Emeritus Professor Pundy Pillay, the most senior economist in the School of Governance, stands out particularly for his successes in postgraduate supervision, for which he received the Vice-Chancellor's Teaching Award for Supervision - the first time this award has been made. Pillay has twice been given an accolade as Best Supervisor in the Faculty.
Individual Award 2021
Rodney Genga, an Associate Professor and Director of the Faculty Academic Development Unit (ADU) in the Faculty of Engineering and the Built Environment won the Individual VC’s Teaching Award. Genga leads the development of interventions to improve the Faculty’s pass rates and manages the first-yearprogramme attended by all first years regardless of intended specialisation. As Director, Genga transformed the ADU so that it provides data-informed support to undergraduate and postgraduate students, as well as academic support for staff in the Faculty. These interventions range from concept tutorials, school camps, student financial support programmes, and in-house psychological support services.
As co-founder of the African Inclusive Microscopy network (AfInMic) at Wits, Genga has also facilitated the training of more than 1600 postgraduate students, researchers and applied scientists from over 18 African countries in the last three years.
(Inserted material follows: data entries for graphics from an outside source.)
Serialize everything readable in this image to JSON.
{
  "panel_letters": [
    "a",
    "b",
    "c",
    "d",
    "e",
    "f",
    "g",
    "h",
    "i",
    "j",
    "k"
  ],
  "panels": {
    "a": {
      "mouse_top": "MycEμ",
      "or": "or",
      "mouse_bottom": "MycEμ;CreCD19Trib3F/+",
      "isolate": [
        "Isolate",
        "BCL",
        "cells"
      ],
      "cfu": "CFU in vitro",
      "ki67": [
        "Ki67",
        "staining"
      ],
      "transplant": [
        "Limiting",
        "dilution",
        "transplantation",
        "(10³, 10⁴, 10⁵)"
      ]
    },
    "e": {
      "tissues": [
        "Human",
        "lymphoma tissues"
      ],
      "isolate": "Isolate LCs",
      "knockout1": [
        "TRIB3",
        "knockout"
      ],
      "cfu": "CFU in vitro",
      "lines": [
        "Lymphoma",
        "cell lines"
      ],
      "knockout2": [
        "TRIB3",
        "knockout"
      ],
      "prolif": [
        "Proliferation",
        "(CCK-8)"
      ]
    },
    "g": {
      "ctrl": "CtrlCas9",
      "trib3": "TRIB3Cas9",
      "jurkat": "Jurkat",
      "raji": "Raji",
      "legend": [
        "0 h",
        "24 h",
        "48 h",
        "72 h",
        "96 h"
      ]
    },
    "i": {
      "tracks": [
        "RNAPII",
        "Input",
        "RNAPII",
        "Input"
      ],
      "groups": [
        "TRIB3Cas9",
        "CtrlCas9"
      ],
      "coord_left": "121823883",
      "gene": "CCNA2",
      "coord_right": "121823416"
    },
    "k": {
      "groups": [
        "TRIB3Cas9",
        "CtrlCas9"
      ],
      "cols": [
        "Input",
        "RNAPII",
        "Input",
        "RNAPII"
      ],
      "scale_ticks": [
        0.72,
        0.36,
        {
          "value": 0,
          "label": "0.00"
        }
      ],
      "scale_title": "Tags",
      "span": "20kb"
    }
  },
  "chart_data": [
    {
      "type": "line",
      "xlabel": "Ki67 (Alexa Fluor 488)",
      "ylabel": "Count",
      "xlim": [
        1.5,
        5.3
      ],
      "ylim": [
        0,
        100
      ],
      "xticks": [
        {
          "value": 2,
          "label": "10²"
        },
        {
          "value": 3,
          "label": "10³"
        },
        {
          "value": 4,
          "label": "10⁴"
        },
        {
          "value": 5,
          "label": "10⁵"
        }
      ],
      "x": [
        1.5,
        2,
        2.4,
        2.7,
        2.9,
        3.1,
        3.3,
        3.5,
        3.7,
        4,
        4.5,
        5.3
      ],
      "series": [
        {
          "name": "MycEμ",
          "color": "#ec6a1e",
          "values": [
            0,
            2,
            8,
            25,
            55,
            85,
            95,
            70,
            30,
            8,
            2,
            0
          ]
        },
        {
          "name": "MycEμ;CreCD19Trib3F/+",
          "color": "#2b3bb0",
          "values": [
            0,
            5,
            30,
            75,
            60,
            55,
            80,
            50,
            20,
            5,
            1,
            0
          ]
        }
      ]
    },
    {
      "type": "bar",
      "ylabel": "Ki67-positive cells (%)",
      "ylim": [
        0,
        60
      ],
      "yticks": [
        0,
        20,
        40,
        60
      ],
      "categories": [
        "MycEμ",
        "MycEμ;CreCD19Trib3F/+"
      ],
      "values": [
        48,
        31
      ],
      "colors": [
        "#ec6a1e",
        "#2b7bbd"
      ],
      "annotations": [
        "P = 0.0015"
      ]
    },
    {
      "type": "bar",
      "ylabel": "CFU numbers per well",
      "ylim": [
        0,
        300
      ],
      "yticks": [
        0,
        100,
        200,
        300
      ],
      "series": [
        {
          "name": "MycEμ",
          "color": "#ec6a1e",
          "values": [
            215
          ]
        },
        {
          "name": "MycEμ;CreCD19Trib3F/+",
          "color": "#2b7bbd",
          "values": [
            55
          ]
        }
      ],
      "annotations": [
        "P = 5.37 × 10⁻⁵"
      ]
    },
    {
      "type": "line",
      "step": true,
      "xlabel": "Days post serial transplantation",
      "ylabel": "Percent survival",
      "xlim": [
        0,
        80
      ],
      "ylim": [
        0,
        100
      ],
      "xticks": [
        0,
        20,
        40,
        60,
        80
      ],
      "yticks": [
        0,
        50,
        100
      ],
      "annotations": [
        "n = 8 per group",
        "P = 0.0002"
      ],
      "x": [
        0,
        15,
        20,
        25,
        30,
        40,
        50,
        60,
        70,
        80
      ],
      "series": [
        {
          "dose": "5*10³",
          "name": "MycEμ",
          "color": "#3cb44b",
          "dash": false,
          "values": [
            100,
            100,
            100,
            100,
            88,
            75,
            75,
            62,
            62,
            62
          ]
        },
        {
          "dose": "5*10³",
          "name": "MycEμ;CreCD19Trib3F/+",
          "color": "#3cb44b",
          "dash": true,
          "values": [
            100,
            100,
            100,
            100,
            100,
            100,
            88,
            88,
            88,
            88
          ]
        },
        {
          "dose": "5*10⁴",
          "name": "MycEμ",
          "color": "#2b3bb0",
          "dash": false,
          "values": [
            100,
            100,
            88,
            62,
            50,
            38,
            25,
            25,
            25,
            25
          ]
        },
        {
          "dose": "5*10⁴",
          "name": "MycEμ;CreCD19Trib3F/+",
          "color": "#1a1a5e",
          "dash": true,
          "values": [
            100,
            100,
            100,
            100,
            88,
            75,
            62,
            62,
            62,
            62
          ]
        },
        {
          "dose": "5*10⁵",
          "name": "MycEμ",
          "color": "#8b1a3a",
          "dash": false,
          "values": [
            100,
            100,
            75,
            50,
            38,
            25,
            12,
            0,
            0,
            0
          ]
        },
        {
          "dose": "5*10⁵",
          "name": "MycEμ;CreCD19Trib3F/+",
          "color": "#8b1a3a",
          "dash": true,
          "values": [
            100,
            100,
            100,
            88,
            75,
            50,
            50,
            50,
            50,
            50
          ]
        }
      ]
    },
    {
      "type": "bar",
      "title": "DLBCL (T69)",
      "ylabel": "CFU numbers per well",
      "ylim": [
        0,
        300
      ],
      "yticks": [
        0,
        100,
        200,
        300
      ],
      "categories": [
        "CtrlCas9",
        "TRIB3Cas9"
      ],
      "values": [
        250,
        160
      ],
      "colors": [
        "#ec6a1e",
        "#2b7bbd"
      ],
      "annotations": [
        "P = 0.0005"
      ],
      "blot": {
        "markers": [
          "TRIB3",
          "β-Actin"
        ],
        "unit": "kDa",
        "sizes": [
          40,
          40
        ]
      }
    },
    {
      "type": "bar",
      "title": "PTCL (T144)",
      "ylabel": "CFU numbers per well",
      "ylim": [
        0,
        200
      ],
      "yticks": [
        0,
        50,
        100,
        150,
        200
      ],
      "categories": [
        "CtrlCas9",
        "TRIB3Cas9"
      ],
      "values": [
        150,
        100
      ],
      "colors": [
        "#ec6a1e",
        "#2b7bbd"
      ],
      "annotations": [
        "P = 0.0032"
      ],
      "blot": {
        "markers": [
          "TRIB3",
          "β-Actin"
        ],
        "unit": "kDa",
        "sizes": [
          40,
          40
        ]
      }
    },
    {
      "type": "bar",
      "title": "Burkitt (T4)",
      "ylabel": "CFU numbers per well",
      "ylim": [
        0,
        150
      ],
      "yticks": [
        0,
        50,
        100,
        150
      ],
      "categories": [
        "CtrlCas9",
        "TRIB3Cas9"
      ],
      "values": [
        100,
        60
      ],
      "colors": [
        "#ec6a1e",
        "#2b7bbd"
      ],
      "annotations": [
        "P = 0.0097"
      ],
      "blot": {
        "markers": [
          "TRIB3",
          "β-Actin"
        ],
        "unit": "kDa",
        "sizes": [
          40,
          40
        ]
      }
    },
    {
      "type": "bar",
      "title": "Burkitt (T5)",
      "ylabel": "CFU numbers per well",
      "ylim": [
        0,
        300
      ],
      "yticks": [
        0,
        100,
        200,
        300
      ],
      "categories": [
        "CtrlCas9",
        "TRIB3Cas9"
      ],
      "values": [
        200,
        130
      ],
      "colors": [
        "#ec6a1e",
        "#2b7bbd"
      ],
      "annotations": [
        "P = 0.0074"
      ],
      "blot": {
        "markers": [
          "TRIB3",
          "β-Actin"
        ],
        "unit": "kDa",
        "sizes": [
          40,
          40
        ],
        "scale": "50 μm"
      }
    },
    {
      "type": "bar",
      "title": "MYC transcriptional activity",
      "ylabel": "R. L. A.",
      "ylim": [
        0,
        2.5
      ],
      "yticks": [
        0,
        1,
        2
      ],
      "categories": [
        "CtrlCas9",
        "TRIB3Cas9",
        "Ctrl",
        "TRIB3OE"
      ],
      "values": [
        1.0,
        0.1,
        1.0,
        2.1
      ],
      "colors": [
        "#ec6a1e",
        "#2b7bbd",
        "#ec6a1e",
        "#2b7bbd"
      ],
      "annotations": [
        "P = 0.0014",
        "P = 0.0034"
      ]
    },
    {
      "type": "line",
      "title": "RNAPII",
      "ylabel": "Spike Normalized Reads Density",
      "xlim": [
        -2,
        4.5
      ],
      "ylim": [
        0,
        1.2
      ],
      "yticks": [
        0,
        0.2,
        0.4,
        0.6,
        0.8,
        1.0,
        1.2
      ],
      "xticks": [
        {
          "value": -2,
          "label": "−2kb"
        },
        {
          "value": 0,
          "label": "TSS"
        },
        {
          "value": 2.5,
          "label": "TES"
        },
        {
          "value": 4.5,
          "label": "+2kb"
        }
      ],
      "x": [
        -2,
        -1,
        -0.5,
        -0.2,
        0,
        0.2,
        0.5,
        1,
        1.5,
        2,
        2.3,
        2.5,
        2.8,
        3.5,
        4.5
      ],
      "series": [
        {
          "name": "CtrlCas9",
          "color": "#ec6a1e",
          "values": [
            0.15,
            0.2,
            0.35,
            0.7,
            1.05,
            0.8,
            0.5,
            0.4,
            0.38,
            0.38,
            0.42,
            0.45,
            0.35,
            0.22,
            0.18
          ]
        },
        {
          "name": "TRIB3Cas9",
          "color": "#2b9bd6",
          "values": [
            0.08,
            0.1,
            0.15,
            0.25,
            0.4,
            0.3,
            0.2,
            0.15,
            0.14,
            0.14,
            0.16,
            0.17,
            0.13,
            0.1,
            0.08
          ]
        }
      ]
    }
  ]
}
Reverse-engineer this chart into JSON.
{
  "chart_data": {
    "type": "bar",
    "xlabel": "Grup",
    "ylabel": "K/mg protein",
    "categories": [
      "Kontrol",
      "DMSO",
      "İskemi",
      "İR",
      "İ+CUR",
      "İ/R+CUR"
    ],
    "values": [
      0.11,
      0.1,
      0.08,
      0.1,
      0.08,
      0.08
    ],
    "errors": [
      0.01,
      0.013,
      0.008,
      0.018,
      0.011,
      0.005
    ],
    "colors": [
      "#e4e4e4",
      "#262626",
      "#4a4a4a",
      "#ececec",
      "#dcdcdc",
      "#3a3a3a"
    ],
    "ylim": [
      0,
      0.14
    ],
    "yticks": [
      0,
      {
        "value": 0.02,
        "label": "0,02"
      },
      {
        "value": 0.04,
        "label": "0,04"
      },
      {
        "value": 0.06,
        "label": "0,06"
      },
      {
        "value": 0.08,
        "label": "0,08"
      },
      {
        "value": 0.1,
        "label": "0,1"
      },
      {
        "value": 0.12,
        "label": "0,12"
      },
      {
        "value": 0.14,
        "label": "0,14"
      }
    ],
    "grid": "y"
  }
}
The award comes with R80 000.
Team Award 2021
A small team comprising Danie De Klerk, Dr Greig Krull, Fiona Macalister and Tshepiso Maleswena in the Teaching and Learning Centre in the Faculty of Commerce, Law and Management was credited with helping the Faculty during the transition to Emergency Remote Teaching and Learning (ERTL) in 2020. It helped that, prior to 2020, the team was already working on a strategy for the Faculty’s online offerings and were thus able to provide the intellectual leadership and support necessary to successfully transition to ERTL. The team earned themselves R100 000.